When I was 8 or 9, I wrote a note and placed it in a bottle made of green glass. Then I carefully set it into the current of the Willamette River, imagining it traveling onward to the Columbia, and then finally, plopping into the Pacific Ocean. And then, I waited. What I hoped for – was a pen pal, from far across the ocean.
Instead, just over 6 months later, I received a package in the mail. I opened it to find my bottle, cork, tin foil, string and two letters: the one I had written, plus one from the sender of the package. I learned that my bottle and note were found by a man living in West Linn. In his letter, he calculated not only how many river miles the bottle had traveled from our dock in Wilsonville to where he found it in West Linn near today’s Cedar Oak boat ramp, but he calculated its approximate daily mileage. Imagine: my bottle was carried over the Willamette Falls. The man must have been an adventurer himself, as he explained in his letter that he decided to return the bottle, cork, string and foil, so that I could try again, and just maybe – it might travel farther. But I never did, although I kept the letters.
Some 25 years later as a working mom raising two small daughters in West Linn – daughters who would in fact attend Cedar Oak Elementary School – I remembered those letters. And I dug them out of my past, searching for the man’s return address. I had begun to wonder just where the finder of my bottle might have lived. One afternoon, on a lark, I sought out his house, and found it to be only a mile or two away from my own. When I knocked on the door, leaving my young daughters waiting in the car, the door was opened by a man just a bit younger than me; the son of the author of the note. I gave him the note his father had written, thinking what a special thing it might be now that his father (if I remember right) had passed on. I remember being a bit disappointed that this son wasn’t as excited as I to connect. And today I wonder why I didn’t make myself a copy of the letter? Perhaps as a busy mother, at the time it was the last thing on my mind. And today, I can’t exactly remember which house was his that I visited down off Marylhurst Drive.
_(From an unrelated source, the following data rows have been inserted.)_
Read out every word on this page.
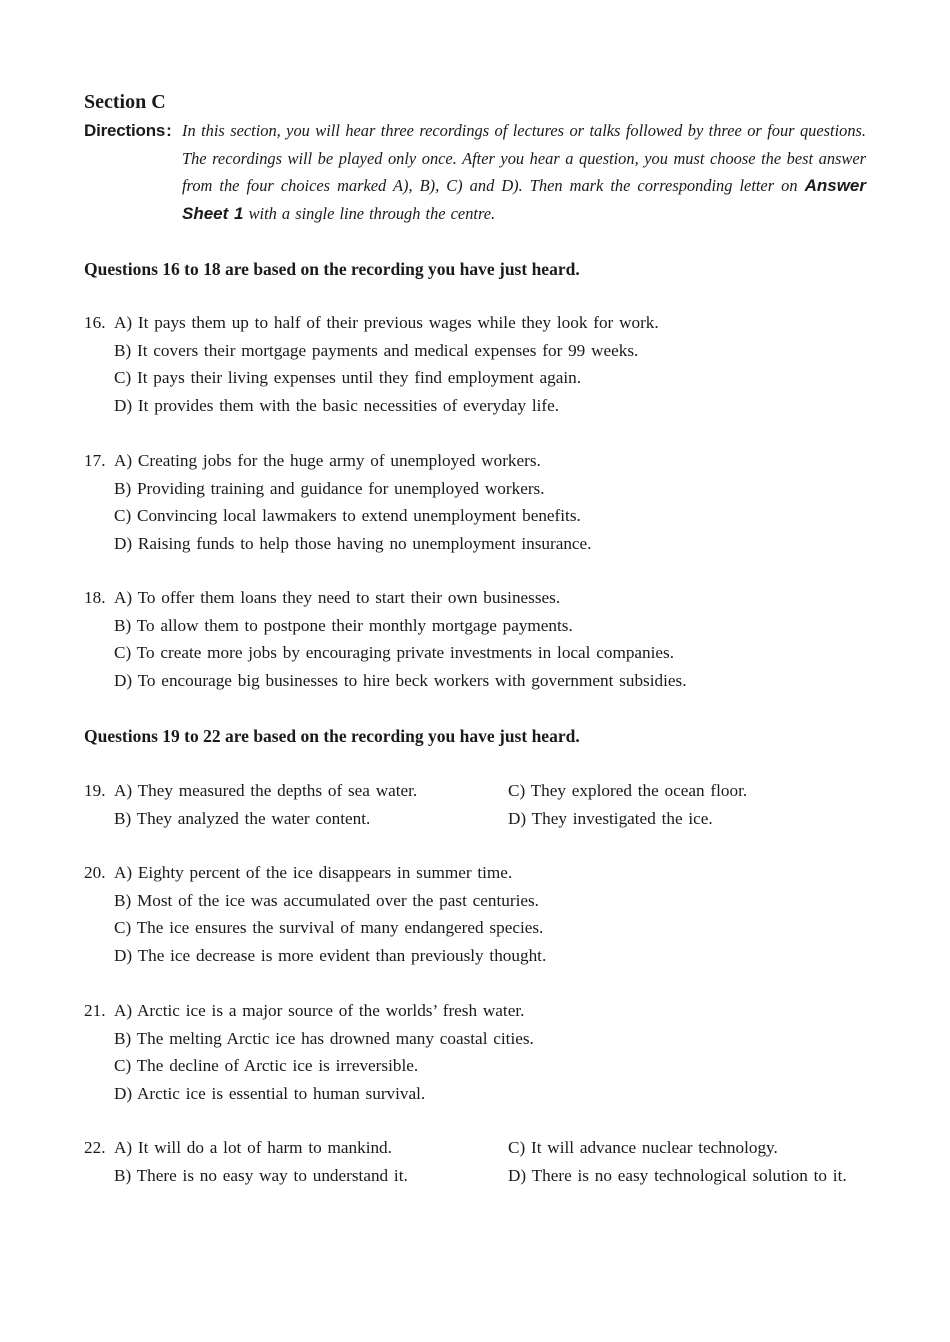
Section C
Directions: In this section, you will hear three recordings of lectures or talks followed by three or four questions. The recordings will be played only once. After you hear a question, you must choose the best answer from the four choices marked A), B), C) and D). Then mark the corresponding letter on Answer Sheet 1 with a single line through the centre.
Questions 16 to 18 are based on the recording you have just heard.
16. A) It pays them up to half of their previous wages while they look for work.
B) It covers their mortgage payments and medical expenses for 99 weeks.
C) It pays their living expenses until they find employment again.
D) It provides them with the basic necessities of everyday life.
17. A) Creating jobs for the huge army of unemployed workers.
B) Providing training and guidance for unemployed workers.
C) Convincing local lawmakers to extend unemployment benefits.
D) Raising funds to help those having no unemployment insurance.
18. A) To offer them loans they need to start their own businesses.
B) To allow them to postpone their monthly mortgage payments.
C) To create more jobs by encouraging private investments in local companies.
D) To encourage big businesses to hire beck workers with government subsidies.
Questions 19 to 22 are based on the recording you have just heard.
19. A) They measured the depths of sea water.	C) They explored the ocean floor.
B) They analyzed the water content.	D) They investigated the ice.
20. A) Eighty percent of the ice disappears in summer time.
B) Most of the ice was accumulated over the past centuries.
C) The ice ensures the survival of many endangered species.
D) The ice decrease is more evident than previously thought.
21. A) Arctic ice is a major source of the worlds’ fresh water.
B) The melting Arctic ice has drowned many coastal cities.
C) The decline of Arctic ice is irreversible.
D) Arctic ice is essential to human survival.
22. A) It will do a lot of harm to mankind.	C) It will advance nuclear technology.
B) There is no easy way to understand it.	D) There is no easy technological solution to it.
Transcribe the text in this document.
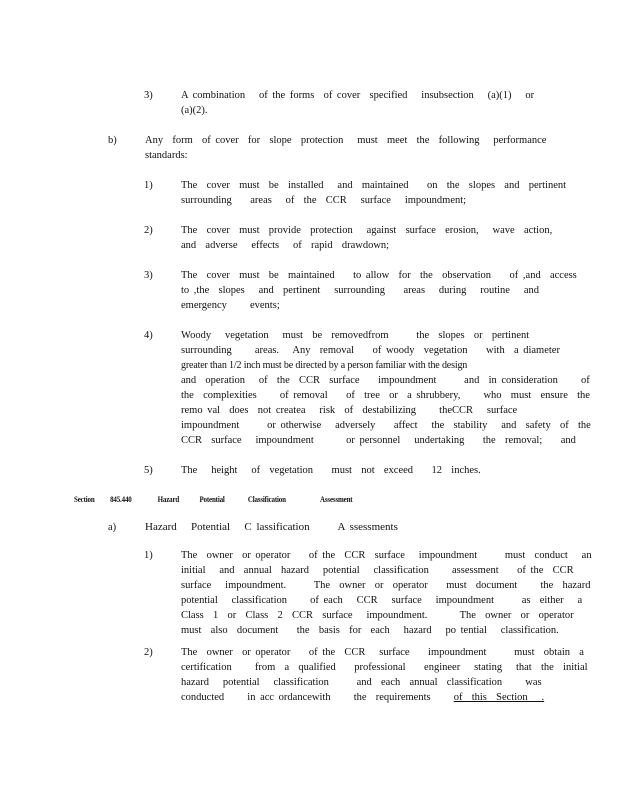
3)	A combination   of the forms  of cover  specified   insubsection   (a)(1)   or
(a)(2).
b)	Any  form  of cover  for  slope  protection   must  meet  the  following   performance
standards:
1)	The  cover  must  be  installed   and  maintained    on  the  slopes  and  pertinent
surrounding    areas   of  the  CCR   surface   impoundment;
2)	The  cover  must  provide  protection   against  surface  erosion,   wave  action,
and  adverse   effects   of  rapid  drawdown;
3)	The  cover  must  be  maintained    to allow  for  the  observation    of ,and  access
to ,the  slopes   and  pertinent   surrounding    areas   during   routine   and
emergency     events;
4)	Woody   vegetation   must  be  removedfrom      the  slopes  or  pertinent
surrounding     areas.   Any  removal    of woody  vegetation    with  a diameter
greater than 1/2 inch must be directed by a person familiar with the design
and  operation   of  the  CCR  surface    impoundment      and  in consideration     of
the  complexities     of removal    of  tree  or  a shrubbery,     who  must  ensure  the
remo val  does  not createa   risk  of  destabilizing     theCCR   surface
impoundment      or otherwise   adversely    affect   the  stability   and  safety  of  the
CCR  surface   impoundment       or personnel   undertaking    the  removal;    and
5)	The   height   of  vegetation    must  not  exceed    12  inches.
Section 845.440	Hazard Potential	Classification	Assessment
a)	Hazard   Potential   C lassification      A ssessments
1)	The  owner  or operator    of the  CCR  surface   impoundment      must  conduct   an
initial   and  annual  hazard   potential   classification     assessment    of the  CCR
surface   impoundment.      The  owner  or  operator    must  document     the  hazard
potential   classification     of each   CCR   surface   impoundment      as  either   a
Class  1  or  Class  2  CCR  surface   impoundment.       The  owner  or  operator
must  also  document    the  basis  for  each   hazard   po tential   classification.
2)	The  owner  or operator    of the  CCR   surface    impoundment      must  obtain  a
certification     from  a  qualified    professional    engineer   stating   that  the  initial
hazard   potential   classification      and  each  annual  classification     was
conducted     in acc ordancewith     the  requirements of  this  Section   .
My own bottle story got me wondering about other bottles carrying notes along our waterways. It was easy for me to learn about Thomas, a young Oregonian from Silverton who six years ago, received media attention after he placed a note and bottle offshore in Winchester Bay. This bottle travelled across the Pacific Ocean all the way to Hawaii! Imagine. And he too received a response, but by email rather than snail mail, beginning a new pen pal friendship with a girl named Trinity.
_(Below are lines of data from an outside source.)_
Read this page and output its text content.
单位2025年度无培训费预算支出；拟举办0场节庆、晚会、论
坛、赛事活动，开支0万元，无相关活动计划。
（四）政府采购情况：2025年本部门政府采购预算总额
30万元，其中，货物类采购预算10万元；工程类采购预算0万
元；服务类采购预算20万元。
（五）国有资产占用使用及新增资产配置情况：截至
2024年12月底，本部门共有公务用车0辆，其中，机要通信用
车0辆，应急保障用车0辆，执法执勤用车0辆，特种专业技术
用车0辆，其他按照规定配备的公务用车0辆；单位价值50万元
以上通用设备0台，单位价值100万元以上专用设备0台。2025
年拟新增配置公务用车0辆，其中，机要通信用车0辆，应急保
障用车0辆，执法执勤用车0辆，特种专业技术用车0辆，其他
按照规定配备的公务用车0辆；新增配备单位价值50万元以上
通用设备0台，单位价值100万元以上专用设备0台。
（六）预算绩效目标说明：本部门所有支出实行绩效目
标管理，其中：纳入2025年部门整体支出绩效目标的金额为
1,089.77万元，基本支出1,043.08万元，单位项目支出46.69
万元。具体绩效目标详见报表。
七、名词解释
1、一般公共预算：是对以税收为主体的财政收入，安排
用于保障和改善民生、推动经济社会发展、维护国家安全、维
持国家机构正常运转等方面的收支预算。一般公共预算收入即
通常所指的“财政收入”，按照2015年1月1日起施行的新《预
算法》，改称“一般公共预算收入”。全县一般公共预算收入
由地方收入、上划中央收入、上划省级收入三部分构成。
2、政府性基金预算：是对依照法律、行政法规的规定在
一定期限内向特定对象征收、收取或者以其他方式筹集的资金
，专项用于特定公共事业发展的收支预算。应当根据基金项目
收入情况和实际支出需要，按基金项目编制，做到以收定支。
A bottle carrying a note: an image that incites us to imagine adventure. To meet new people in far away lands. And for me, a memory that finds me in a place eager to begin another writing project. A not fully remembered memory, that just may bloom into something far grander with possibilities still unimagined and uncreated by me. Yet.
What about you? Have you ever found a bottle with a note? Or did you write one yourself, and set it carefully in a moving current to always wonder if it was ever found?
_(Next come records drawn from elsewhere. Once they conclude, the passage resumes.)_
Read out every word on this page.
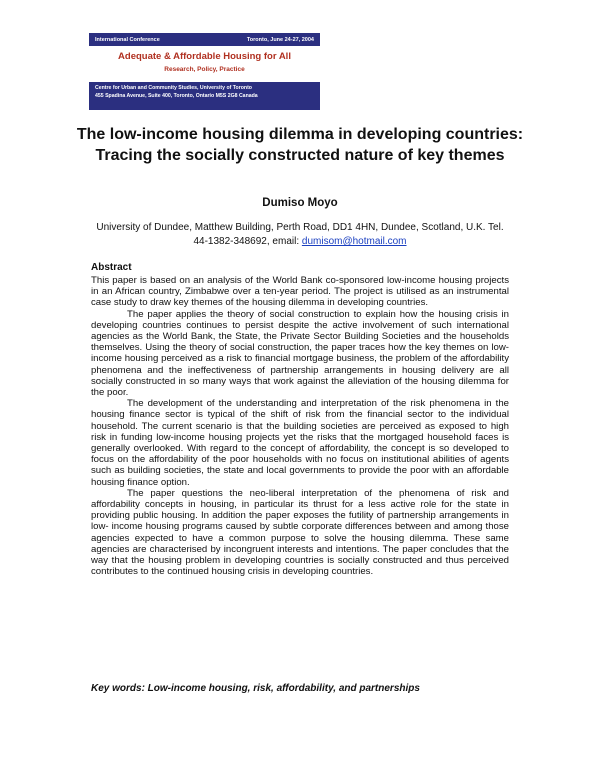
International Conference	Toronto, June 24-27, 2004
Adequate & Affordable Housing for All
Research, Policy, Practice
Centre for Urban and Community Studies, University of Toronto
455 Spadina Avenue, Suite 400, Toronto, Ontario M5S 2G8 Canada
The low-income housing dilemma in developing countries: Tracing the socially constructed nature of key themes
Dumiso Moyo
University of Dundee, Matthew Building, Perth Road, DD1 4HN, Dundee, Scotland, U.K. Tel. 44-1382-348692, email: dumisom@hotmail.com
Abstract

This paper is based on an analysis of the World Bank co-sponsored low-income housing projects in an African country, Zimbabwe over a ten-year period. The project is utilised as an instrumental case study to draw key themes of the housing dilemma in developing countries.

The paper applies the theory of social construction to explain how the housing crisis in developing countries continues to persist despite the active involvement of such international agencies as the World Bank, the State, the Private Sector Building Societies and the households themselves. Using the theory of social construction, the paper traces how the key themes on low-income housing perceived as a risk to financial mortgage business, the problem of the affordability phenomena and the ineffectiveness of partnership arrangements in housing delivery are all socially constructed in so many ways that work against the alleviation of the housing dilemma for the poor.

The development of the understanding and interpretation of the risk phenomena in the housing finance sector is typical of the shift of risk from the financial sector to the individual household. The current scenario is that the building societies are perceived as exposed to high risk in funding low-income housing projects yet the risks that the mortgaged household faces is generally overlooked. With regard to the concept of affordability, the concept is so developed to focus on the affordability of the poor households with no focus on institutional abilities of agents such as building societies, the state and local governments to provide the poor with an affordable housing finance option.

The paper questions the neo-liberal interpretation of the phenomena of risk and affordability concepts in housing, in particular its thrust for a less active role for the state in providing public housing. In addition the paper exposes the futility of partnership arrangements in low- income housing programs caused by subtle corporate differences between and among those agencies expected to have a common purpose to solve the housing dilemma. These same agencies are characterised by incongruent interests and intentions. The paper concludes that the way that the housing problem in developing countries is socially constructed and thus perceived contributes to the continued housing crisis in developing countries.

Key words: Low-income housing, risk, affordability, and partnerships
Learn more about Dede’s 2019 novel: Beyond the Ripples.
And guess what? The character who puts the note in the bottle in Beyond the Ripples returns in Dede’s 2022 short story collection, Humanity’s Grace.
8 thoughts on “A note in a bottle”
What a wonderful story. Endings are not always as we’d plan them. Sometimes they are beginnings that we didn’t anticipate. May your message travel far and continue open hearts to new adventures.